At the end of a two day visit to Somalia, our Regional Executive Director James Curtis appealed to the international community to immediately scale up their response in order to prevent a humanitarian disaster due to the ongoing drought in the country which has reached famine status in certain areas.
In the latest figures reported by UN OCHA, more than 800,000 people have been forced to leave their homes due to the impact of the drought across the country. The number of people facing hunger has risen from five million to more than seven million. This is an unprecedented situation which has not been witnessed for more than 40 years where the country is experiencing a potentially fifth failed rainy season.
“The impact of the drought in Somalia is devastating. In Mogadishu, I have met newly arrived IDPs who have lost everything including their livestock, their farms and are left with no source of income to sustain themselves, while prices continue to rise. There is need to act now, in a coordinated manner in order to respond to the worsening situation in the country and to save lives,” James Curtis, DRC East Africa and Great Lakes Executive Director.
The executive director stressed that the impact of the drought is escalating rapidly and is outpacing the available resources that have been availed to humanitarian actors. “These are people that need our help now, their needs are immediate, tomorrow is too late for them. While we are grateful for the generous support from donors, there is need for us to do more; we must remember that behind every statistic there is a family with hopes, dreams and aspirations.”
We need help now
We met Fatuma Mohamed, a 75-year-old newly displaced mother of six and grandmother of seven, seated in her small makeshift shelter that barely protects her from the scorching daytime heat and cold nights; there is nothing inside but a makeshift plastic bed with no mattress, some ragged clothes and a kettle containing coffee which was the only intake she had for the day. There are few utensils and other household items. These as she describes are the only items she managed to carry as the drought raged through Qoryoley in Lower Shabelle.

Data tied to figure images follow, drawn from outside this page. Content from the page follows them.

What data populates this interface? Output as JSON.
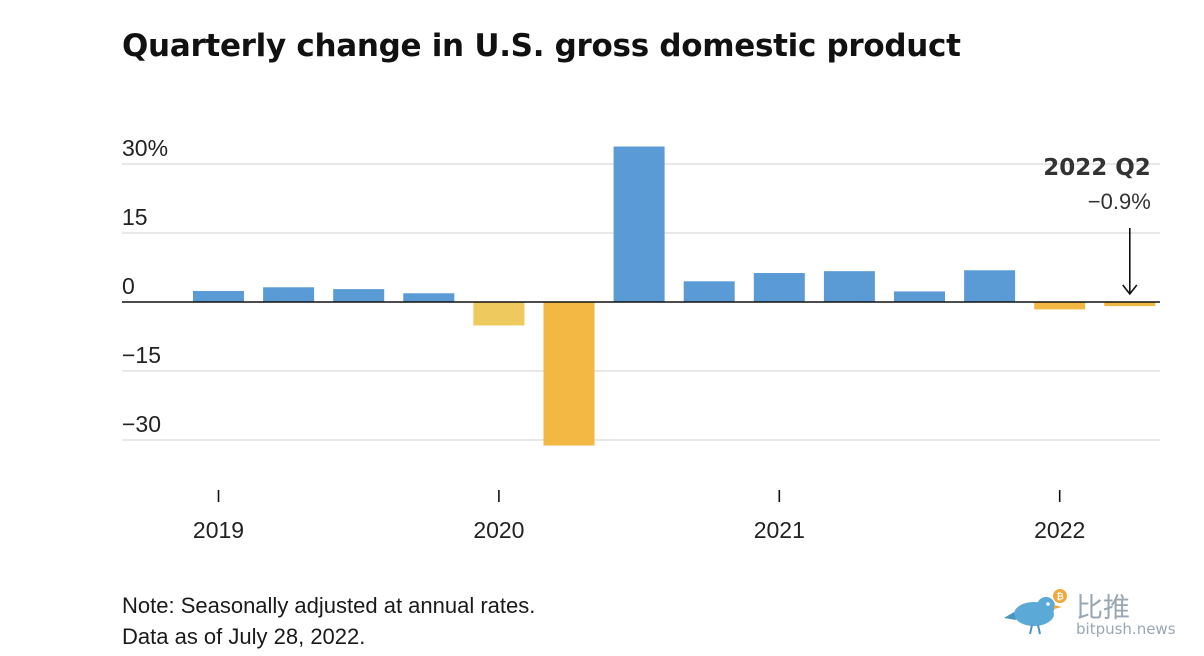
{
  "title": "Quarterly change in U.S. gross domestic product",
  "note_line1": "Note: Seasonally adjusted at annual rates.",
  "note_line2": "Data as of July 28, 2022.",
  "watermark": {
    "brand_text": "比推",
    "domain": "bitpush.news",
    "icon": "bird-bitcoin-icon"
  },
  "colors": {
    "positive": "#5b9bd5",
    "negative": "#f2b843",
    "negative_light": "#edc95e",
    "grid": "#d0d0d0",
    "zero_line": "#111111"
  },
  "chart_data": {
    "type": "bar",
    "title": "Quarterly change in U.S. gross domestic product",
    "categories": [
      "2019 Q1",
      "2019 Q2",
      "2019 Q3",
      "2019 Q4",
      "2020 Q1",
      "2020 Q2",
      "2020 Q3",
      "2020 Q4",
      "2021 Q1",
      "2021 Q2",
      "2021 Q3",
      "2021 Q4",
      "2022 Q1",
      "2022 Q2"
    ],
    "values": [
      2.4,
      3.2,
      2.8,
      1.9,
      -5.1,
      -31.2,
      33.8,
      4.5,
      6.3,
      6.7,
      2.3,
      6.9,
      -1.6,
      -0.9
    ],
    "ylim": [
      -30,
      30
    ],
    "yticks": [
      30,
      15,
      0,
      -15,
      -30
    ],
    "ytick_labels": [
      "30%",
      "15",
      "0",
      "−15",
      "−30"
    ],
    "xticks": [
      "2019",
      "2020",
      "2021",
      "2022"
    ],
    "grid": true,
    "annotation": {
      "category": "2022 Q2",
      "label": "2022 Q2",
      "value_label": "−0.9%"
    }
  }
}
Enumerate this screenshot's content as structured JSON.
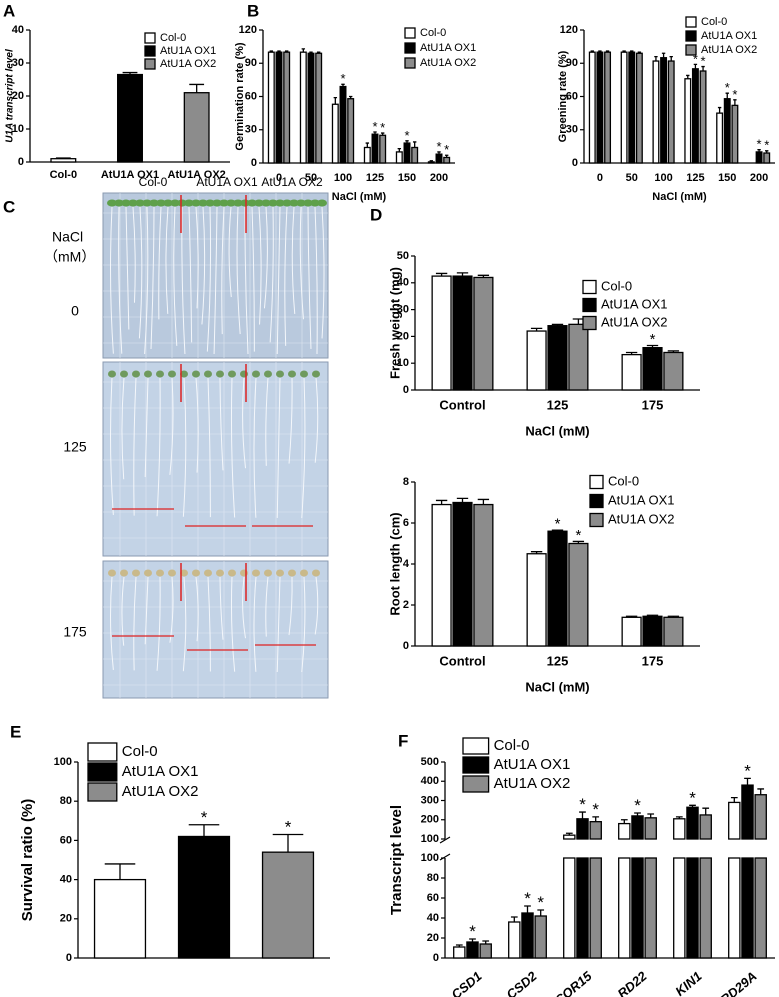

“I walked for more than 95 kms to come to the city. Most of the people in my village left as the crops failed and animals died. The drought has taken everything, we need your help” says Fatuma.
With the deteriorating humanitarian situation across Somalia, DRC has scaled up emergency frontline responses focusing primarily on provision of Multi-Purpose Cash Assistance to severely drought and displacement-affected populations along with integrated assistance to 104 IDP sites.